From: forest8 on
Hi there

I realize that I have to normalize some of my tables in my database but I
have split the database.

My question is, what is the best way to do this?

All these tables have been referenced in the forms in the database.

How do I change the forms without recreating them all over again?

Thank you for any help in this matter.


From: John W. Vinson on
On Wed, 19 May 2010 22:24:01 -0700, forest8
<forest8(a)discussions.microsoft.com> wrote:

>Hi there
>
>I realize that I have to normalize some of my tables in my database but I
>have split the database.
>
>My question is, what is the best way to do this?

Make backups of the front and back end (you should have them backed up of
course, but make SURE you have good working backups!!)

Open the backend database exclusively; make the table structural changes
there.

Then open the frontend.
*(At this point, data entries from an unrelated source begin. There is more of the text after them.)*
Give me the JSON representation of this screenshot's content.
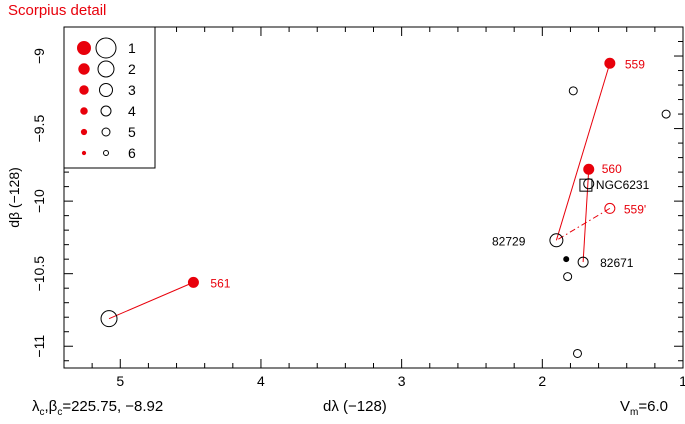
{
  "chart_data": {
    "type": "scatter",
    "title": "Scorpius detail",
    "xlabel": "dλ (−128)",
    "ylabel": "dβ (−128)",
    "xlim": [
      5.4,
      1.0
    ],
    "ylim": [
      -11.15,
      -8.8
    ],
    "xticks": [
      "5",
      "4",
      "3",
      "2",
      "1"
    ],
    "xtick_values": [
      5,
      4,
      3,
      2,
      1
    ],
    "yticks": [
      "−9",
      "−9.5",
      "−10",
      "−10.5",
      "−11"
    ],
    "ytick_values": [
      -9,
      -9.5,
      -10,
      -10.5,
      -11
    ],
    "legend": {
      "placement": "top-left",
      "entries": [
        "1",
        "2",
        "3",
        "4",
        "5",
        "6"
      ]
    },
    "colors": {
      "red": "#e8000b",
      "black": "#000000"
    },
    "points": [
      {
        "x": 1.52,
        "y": -9.05,
        "color": "red",
        "filled": true,
        "mag": 4,
        "label": "559"
      },
      {
        "x": 1.67,
        "y": -9.78,
        "color": "red",
        "filled": true,
        "mag": 4,
        "label": "560"
      },
      {
        "x": 1.52,
        "y": -10.05,
        "color": "red",
        "filled": false,
        "mag": 4,
        "label": "559'"
      },
      {
        "x": 4.48,
        "y": -10.56,
        "color": "red",
        "filled": true,
        "mag": 4,
        "label": "561"
      },
      {
        "x": 5.08,
        "y": -10.81,
        "color": "black",
        "filled": false,
        "mag": 2,
        "label": ""
      },
      {
        "x": 1.9,
        "y": -10.27,
        "color": "black",
        "filled": false,
        "mag": 3,
        "label": "82729"
      },
      {
        "x": 1.71,
        "y": -10.42,
        "color": "black",
        "filled": false,
        "mag": 4,
        "label": "82671"
      },
      {
        "x": 1.67,
        "y": -9.88,
        "color": "black",
        "filled": false,
        "mag": 4,
        "label": ""
      },
      {
        "x": 1.78,
        "y": -9.24,
        "color": "black",
        "filled": false,
        "mag": 5,
        "label": ""
      },
      {
        "x": 1.12,
        "y": -9.4,
        "color": "black",
        "filled": false,
        "mag": 5,
        "label": ""
      },
      {
        "x": 1.82,
        "y": -10.52,
        "color": "black",
        "filled": false,
        "mag": 5,
        "label": ""
      },
      {
        "x": 1.83,
        "y": -10.4,
        "color": "black",
        "filled": true,
        "mag": 6,
        "label": ""
      },
      {
        "x": 1.75,
        "y": -11.05,
        "color": "black",
        "filled": false,
        "mag": 5,
        "label": ""
      }
    ],
    "lines": [
      {
        "from": [
          1.52,
          -9.05
        ],
        "to": [
          1.9,
          -10.27
        ],
        "color": "red",
        "style": "solid"
      },
      {
        "from": [
          1.67,
          -9.78
        ],
        "to": [
          1.71,
          -10.42
        ],
        "color": "red",
        "style": "solid"
      },
      {
        "from": [
          1.52,
          -10.05
        ],
        "to": [
          1.9,
          -10.27
        ],
        "color": "red",
        "style": "dashdot"
      },
      {
        "from": [
          4.48,
          -10.56
        ],
        "to": [
          5.08,
          -10.81
        ],
        "color": "red",
        "style": "solid"
      }
    ],
    "annotations": [
      {
        "text": "NGC6231",
        "marker": "square",
        "x": 1.69,
        "y": -9.89,
        "color": "black"
      }
    ],
    "footer": {
      "left": "λc,βc=225.75, −8.92",
      "left_lambda": "λ",
      "left_lambda_sub": "c",
      "left_beta": "β",
      "left_beta_sub": "c",
      "left_values": "=225.75, −8.92",
      "right": "Vm=6.0",
      "right_v": "V",
      "right_v_sub": "m",
      "right_value": "=6.0"
    }
  }
}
DELETE the links to the backend tables that you have
changed (just select the table in the tables window and delete it, it's just
deleting the link, not the table). Use File... Get External Data... Link to
relink to it.

>All these tables have been referenced in the forms in the database.
>
>How do I change the forms without recreating them all over again?
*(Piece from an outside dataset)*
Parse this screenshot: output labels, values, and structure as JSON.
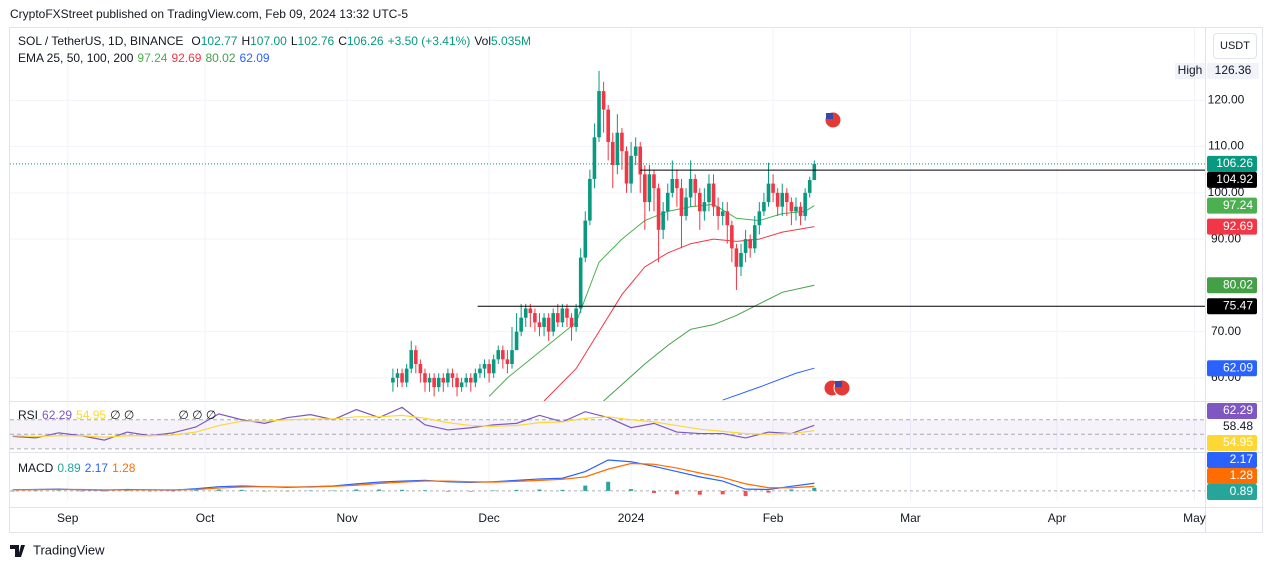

Open the form in design view; view its Properties. Select the Recordsource
property and open it in query design view. Make the appropriate changes to the
query. This may affect updatability of the form, depending on what you've
changed; you may need to go from a single form to a form with a subform, etc.
But you should be able to reuse controls and probably most of your code, if
there is any.

--

John W. Vinson [MVP]
From: Alexander Achenbach on

Perhaps it helps if you design some queries which reflect the structure (and
fieldnames) before your changes as a kind of middle-tier between the
redesigned data-model and the presentation-tier (forms/reports). This won't
work for all your changes (esp. if you split tables) but it can speed up
your work. If you change table-names and field-names use a query named with
the old table's name and delivering the columns with the old names
(OldColName:NewColName).
This won't relieve you from redesigning but will give you time.